Last month’s TGBC Book to was C. S. Forester’s The Gun. Published in 1933 it preceded Forester's well known Hornblower series.
Like the Hornblower novels, it is set during a time of war, and like that series, doesn't hesitate to describe in detail the savagery and brutality of armed conflict.
The story follows Spanish partisans who have retrieved an abandoned Spanish Army 18 pounder siege cannon, and its use by them of it against the occupying French Army during the 1807-1814 Iberian Peninsula war.
The author succeeds in removing any concept of romance or dignity in war with his description of all opposing sides engaging in the plundering of livestock, foods, cash and even needed recruits from the long suffering peasant population of Spain.
Brutal executions of many is described as being performed by all competing forces.
Central to the story is the power that possession of the cannon brings to the leaders of the guerrilla armies, with one, being so corrupted by power that he falls to the knives of his followers.
Throughout the tale so as to better develop the plot line the author appears to have chosen to generally pass over the input of common foot soldiers, in preference to description of the actions of leaders and of those in command.
The complete lack of involvement of any central female participation in the story, bar several sentences describing a Spanish female camp follower who is left under guard at a French fortress, while her officer companion, mistrusting her, races of to make military decisions, further adds to the perception that the author prefers to write only in depth of those of "real importance" or of "those in command".

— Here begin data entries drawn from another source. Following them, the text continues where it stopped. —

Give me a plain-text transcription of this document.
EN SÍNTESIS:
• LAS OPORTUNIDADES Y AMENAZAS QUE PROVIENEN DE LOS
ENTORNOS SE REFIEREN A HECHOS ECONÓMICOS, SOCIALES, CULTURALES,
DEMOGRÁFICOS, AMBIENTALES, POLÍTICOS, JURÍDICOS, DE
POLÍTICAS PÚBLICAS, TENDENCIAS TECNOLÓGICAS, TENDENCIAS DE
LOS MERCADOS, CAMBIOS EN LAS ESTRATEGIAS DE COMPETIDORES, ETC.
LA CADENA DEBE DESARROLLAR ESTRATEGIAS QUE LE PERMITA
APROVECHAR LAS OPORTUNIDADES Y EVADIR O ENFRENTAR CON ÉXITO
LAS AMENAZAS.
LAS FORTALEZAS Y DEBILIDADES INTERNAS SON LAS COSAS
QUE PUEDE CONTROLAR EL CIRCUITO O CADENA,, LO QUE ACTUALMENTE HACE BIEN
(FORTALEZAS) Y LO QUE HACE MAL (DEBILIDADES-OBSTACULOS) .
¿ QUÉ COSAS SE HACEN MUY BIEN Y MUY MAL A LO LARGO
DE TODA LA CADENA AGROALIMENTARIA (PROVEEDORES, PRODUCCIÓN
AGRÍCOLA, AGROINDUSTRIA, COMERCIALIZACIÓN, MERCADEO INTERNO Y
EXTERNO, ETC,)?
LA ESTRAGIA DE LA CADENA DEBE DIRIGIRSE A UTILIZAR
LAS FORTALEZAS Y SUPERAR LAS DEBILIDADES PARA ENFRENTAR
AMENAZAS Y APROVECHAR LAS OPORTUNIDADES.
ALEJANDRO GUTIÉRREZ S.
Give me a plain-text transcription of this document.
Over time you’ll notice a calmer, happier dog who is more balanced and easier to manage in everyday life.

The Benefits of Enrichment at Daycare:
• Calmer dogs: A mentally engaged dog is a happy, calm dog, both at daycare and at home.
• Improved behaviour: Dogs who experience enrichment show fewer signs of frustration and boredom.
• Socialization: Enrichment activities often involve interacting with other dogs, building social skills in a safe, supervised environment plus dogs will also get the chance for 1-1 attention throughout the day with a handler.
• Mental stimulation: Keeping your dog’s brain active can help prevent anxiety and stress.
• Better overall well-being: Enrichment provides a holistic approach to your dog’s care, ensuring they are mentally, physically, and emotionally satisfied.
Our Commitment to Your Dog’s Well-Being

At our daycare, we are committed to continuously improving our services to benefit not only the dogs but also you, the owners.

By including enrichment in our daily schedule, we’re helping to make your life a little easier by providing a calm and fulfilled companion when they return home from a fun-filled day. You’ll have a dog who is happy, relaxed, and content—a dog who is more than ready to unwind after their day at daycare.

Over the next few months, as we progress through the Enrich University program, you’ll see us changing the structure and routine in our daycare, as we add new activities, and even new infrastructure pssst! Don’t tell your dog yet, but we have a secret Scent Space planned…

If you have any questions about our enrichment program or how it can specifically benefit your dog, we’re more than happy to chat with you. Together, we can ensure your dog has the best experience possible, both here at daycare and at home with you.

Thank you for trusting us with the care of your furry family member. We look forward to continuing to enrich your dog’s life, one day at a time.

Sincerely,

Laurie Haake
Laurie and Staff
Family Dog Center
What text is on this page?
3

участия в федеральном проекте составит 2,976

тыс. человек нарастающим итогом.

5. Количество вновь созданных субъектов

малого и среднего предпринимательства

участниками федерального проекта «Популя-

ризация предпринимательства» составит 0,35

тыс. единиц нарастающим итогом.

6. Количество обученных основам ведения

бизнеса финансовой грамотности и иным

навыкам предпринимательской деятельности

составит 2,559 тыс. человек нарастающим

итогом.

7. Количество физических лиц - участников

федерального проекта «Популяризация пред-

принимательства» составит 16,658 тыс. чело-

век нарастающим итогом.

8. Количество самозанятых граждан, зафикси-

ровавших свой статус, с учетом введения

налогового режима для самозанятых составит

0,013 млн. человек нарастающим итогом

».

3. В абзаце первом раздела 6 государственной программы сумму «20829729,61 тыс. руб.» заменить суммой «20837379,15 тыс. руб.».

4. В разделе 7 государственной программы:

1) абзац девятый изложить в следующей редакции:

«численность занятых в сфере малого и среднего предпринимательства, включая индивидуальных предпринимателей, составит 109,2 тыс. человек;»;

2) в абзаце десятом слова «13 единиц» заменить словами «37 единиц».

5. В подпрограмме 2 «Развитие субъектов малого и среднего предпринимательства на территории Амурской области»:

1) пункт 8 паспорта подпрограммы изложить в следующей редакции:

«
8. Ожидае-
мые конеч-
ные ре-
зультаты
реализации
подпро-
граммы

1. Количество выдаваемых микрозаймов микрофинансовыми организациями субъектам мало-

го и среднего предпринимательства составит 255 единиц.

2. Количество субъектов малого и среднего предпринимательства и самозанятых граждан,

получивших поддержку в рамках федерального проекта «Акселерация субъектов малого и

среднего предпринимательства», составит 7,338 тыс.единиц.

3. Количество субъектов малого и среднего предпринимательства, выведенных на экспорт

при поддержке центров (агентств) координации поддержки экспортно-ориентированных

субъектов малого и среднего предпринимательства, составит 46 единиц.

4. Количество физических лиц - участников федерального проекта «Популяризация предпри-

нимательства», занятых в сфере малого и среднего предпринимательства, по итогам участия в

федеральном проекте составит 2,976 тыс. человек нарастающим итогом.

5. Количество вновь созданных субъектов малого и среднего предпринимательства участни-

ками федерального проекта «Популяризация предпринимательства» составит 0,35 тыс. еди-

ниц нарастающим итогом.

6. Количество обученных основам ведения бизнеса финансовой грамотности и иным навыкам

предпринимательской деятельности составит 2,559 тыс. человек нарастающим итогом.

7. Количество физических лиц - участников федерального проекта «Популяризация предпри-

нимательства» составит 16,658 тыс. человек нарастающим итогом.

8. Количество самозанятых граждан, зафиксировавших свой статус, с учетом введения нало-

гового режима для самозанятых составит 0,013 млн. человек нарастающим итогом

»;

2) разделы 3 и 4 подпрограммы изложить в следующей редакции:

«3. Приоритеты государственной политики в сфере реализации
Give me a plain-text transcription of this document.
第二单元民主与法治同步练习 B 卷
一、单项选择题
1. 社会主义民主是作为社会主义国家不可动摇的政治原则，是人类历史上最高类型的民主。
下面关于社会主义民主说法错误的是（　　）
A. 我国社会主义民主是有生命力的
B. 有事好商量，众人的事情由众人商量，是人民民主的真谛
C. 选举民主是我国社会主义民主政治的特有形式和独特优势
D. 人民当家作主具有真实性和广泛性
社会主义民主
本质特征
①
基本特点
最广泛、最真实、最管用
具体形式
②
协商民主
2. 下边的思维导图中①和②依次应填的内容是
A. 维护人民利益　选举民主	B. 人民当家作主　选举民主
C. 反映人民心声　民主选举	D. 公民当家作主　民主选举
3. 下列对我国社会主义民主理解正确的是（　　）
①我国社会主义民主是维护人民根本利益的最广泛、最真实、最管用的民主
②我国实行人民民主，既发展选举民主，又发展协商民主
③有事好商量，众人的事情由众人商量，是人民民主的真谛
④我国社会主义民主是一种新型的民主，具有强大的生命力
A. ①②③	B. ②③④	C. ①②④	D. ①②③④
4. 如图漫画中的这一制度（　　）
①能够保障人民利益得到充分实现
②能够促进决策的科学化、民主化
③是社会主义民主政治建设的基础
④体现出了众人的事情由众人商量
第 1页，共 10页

In describing how a canister shot from the cannon was so destructive against infantry that "not even an English Battalion" could be as destructive, and how that French ordinance was inferior to English ammunition, Forester permits himself a little nationalistic input.
However, the narrative and plot development remains successful to the extent that a reader should find themselves wondering "what happens next" and, and to that degree; the author and his tale should be judged.
Greg Patching (Williamstown Chapter)
This is a very different novel from acclaimed author CS Forester’s usual nautical swashbuckling. It is a story of an abandoned bronze cannon weighing 3 tonnes. Its discovery by a group of Spanish guerilla fighters in the peninsular war changes their fortunes. At first its huge weight was a problem. Once solved by determination and imagination it was used effectively by the Spaniards and became a battle winning item against the French. Achieving an almost mystic reputation until in one important battle it was smashed into a useless pile of metal. After their precious gun was destroyed, the remnants of the Spanish army fled. They and the gun were finished.